Un penseur a dit : « Le mariage est un château d’où les résidents veulent s’échapper et où les passants veulent rentrer ». Les résidents seraient ceux qui ploient sous le poids des devoirs (en l’occurrence les femmes) et les passants, ceux qui ne voient que leurs droits. Il est alors important d’avoir la juste perception de ces notions de droits et de devoirs pour une vie conjugale épanoui et débarrassé de tout abus.
Qu’en dit la loi ?
Dans le cadre des activités d’assistance technique au Programme d’Appui à la Politique Nationale de Justice (PA-PNJ) au Burkina Faso, apportées par la commission européenne, de nouvelles infractions ont été créées dans le Code Pénal burkinabé dans le but de mieux défendre le droit des femmes. A ce titre, le viol conjugal est désormais reconnu dans le Code Pénal révisé de 2018. L’article 14.2 de la Loi n0061-2015/CNT portant prévention, répression et réparation des violences à l’égard des femmes et des filles punit le viol commis de manière répétitive sur une partenaire intime habituelle avec qui l’auteur entretient des relations sexuelles stables et continues. Plus spécifiquement, la loi stipule que : « …lorsque le viol est commis de manière répétitive sur une partenaire intime et habituelle avec qui l’auteur entretient des relations sexuelles stables et continues ou lorsque ladite partenaire est dans une incapacité physique quelconque d’accomplir une relation sexuelle, la peine est d’une amende de cent mille (100 000) à cinq cent mille (500 000) francs CFA. »
Encore faudrait-il savoir ce qu’est un viol…
L’article 14.1 de la Loi n0061-2015/CNT portant prévention, répression et réparation des violences à l’égard des femmes et des filles précise qu’ « est coupable de viol et puni d’une peine d’emprisonnement de cinq à dix ans, toute personne qui commet par violence, contrainte ou surprise, un acte de pénétration sexuelle de quelque nature qu’il soit sur une femme ou une fille ».
Alors, le viol conjugal est naturellement par extension un acte de pénétration sexuelle de toute sorte commis sur la personne du conjoint ( dans le cadre du mariage au sens juridique du terme) ou sur la personne du concubin ( dans le cadre d’une union libre) par violence, contrainte ou surprise.
« La pénétration sexuelle de quelque nature qu’il soit » doit s’entendre de tout acte de pénétration vaginal, orale ou anale d’une personne par le moyen d’organe sexuel ou de tout autre membre du corps ou même par un objet, et ce, sans le consentement de la personne pénétrée.
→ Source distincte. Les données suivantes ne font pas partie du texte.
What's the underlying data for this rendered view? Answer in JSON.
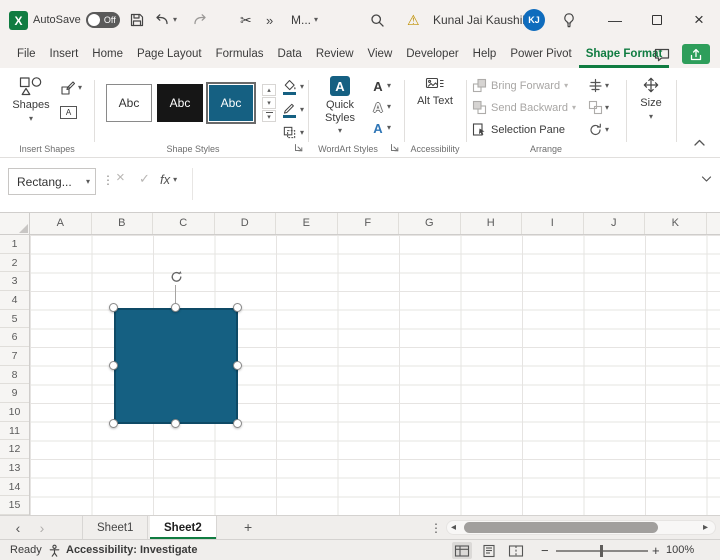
{
  "colors": {
    "excel_green": "#107C41",
    "share_green": "#2E9E5B",
    "shape_fill": "#156082",
    "shape_outline": "#0E4A66",
    "avatar_blue": "#0F6CBD"
  },
  "titlebar": {
    "autosave_label": "AutoSave",
    "autosave_state": "Off",
    "doc_menu_label": "M...",
    "user_name": "Kunal Jai Kaushik",
    "user_initials": "KJ"
  },
  "ribbon_tabs": [
    {
      "label": "File"
    },
    {
      "label": "Insert"
    },
    {
      "label": "Home"
    },
    {
      "label": "Page Layout"
    },
    {
      "label": "Formulas"
    },
    {
      "label": "Data"
    },
    {
      "label": "Review"
    },
    {
      "label": "View"
    },
    {
      "label": "Developer"
    },
    {
      "label": "Help"
    },
    {
      "label": "Power Pivot"
    },
    {
      "label": "Shape Format"
    }
  ],
  "ribbon": {
    "insert_shapes": {
      "group_label": "Insert Shapes",
      "shapes_label": "Shapes"
    },
    "shape_styles": {
      "group_label": "Shape Styles",
      "thumbnails": [
        {
          "label": "Abc"
        },
        {
          "label": "Abc"
        },
        {
          "label": "Abc"
        }
      ]
    },
    "wordart": {
      "group_label": "WordArt Styles",
      "quick_styles_label": "Quick Styles"
    },
    "accessibility": {
      "group_label": "Accessibility",
      "alt_text_label": "Alt Text"
    },
    "arrange": {
      "group_label": "Arrange",
      "bring_forward_label": "Bring Forward",
      "send_backward_label": "Send Backward",
      "selection_pane_label": "Selection Pane"
    },
    "size": {
      "button_label": "Size"
    }
  },
  "formula_bar": {
    "name_box_value": "Rectang...",
    "fx_label": "fx"
  },
  "grid": {
    "column_headers": [
      "A",
      "B",
      "C",
      "D",
      "E",
      "F",
      "G",
      "H",
      "I",
      "J",
      "K"
    ],
    "row_headers": [
      "1",
      "2",
      "3",
      "4",
      "5",
      "6",
      "7",
      "8",
      "9",
      "10",
      "11",
      "12",
      "13",
      "14",
      "15"
    ]
  },
  "sheet_bar": {
    "tabs": [
      {
        "label": "Sheet1"
      },
      {
        "label": "Sheet2"
      }
    ],
    "active_tab": "Sheet2"
  },
  "status_bar": {
    "ready_label": "Ready",
    "accessibility_label": "Accessibility: Investigate",
    "zoom_value": "100%"
  },
  "icons": {
    "caret_down": "▾",
    "caret_up": "▴",
    "scissors": "✂",
    "warning": "⚠",
    "overflow": "»",
    "vertical_dots": "⋮",
    "minimize": "—",
    "close": "×",
    "cancel": "×",
    "check": "✓",
    "nav_left": "‹",
    "nav_right": "›",
    "scroll_left": "◂",
    "scroll_right": "▸",
    "add_sheet": "+",
    "zoom_out": "−",
    "zoom_in": "+",
    "letter_a": "A"
  }
}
Que comprendre de la disposition de cette loi ?
Tout viol commis entre conjoints, concubins ou même simples partenaires intimes stables et habituels est puni par la loi burkinabé.
En isolant le viol conjugal pour en prévoir une répression distincte et légère (peine d’amende) par rapport à celle prévue pour le viol en général (peine de prison), le législateur a sans doute voulu plutôt tenir compte de l’intérêt de sauvegarder les liens conjugaux tout en dissuadant contre de telles pratiques.
Mais il faut aussi dire que la disposition en matière de viol conjugal reste ambiguë, notamment en ce qui concerne le caractère « répétitif » du viol. On peut aisément et légitimement se poser la question de savoir ce qui peut être considéré comme réellement répétitif. Est-ce le fait de pénétrer le partenaire à plusieurs reprise pendant un même acte de viol ou est-ce la pratique régulière / répétée de ce acte de viol sur une période ? Le terme « répétitif », dans une démarche juridique n’a pas été précisé.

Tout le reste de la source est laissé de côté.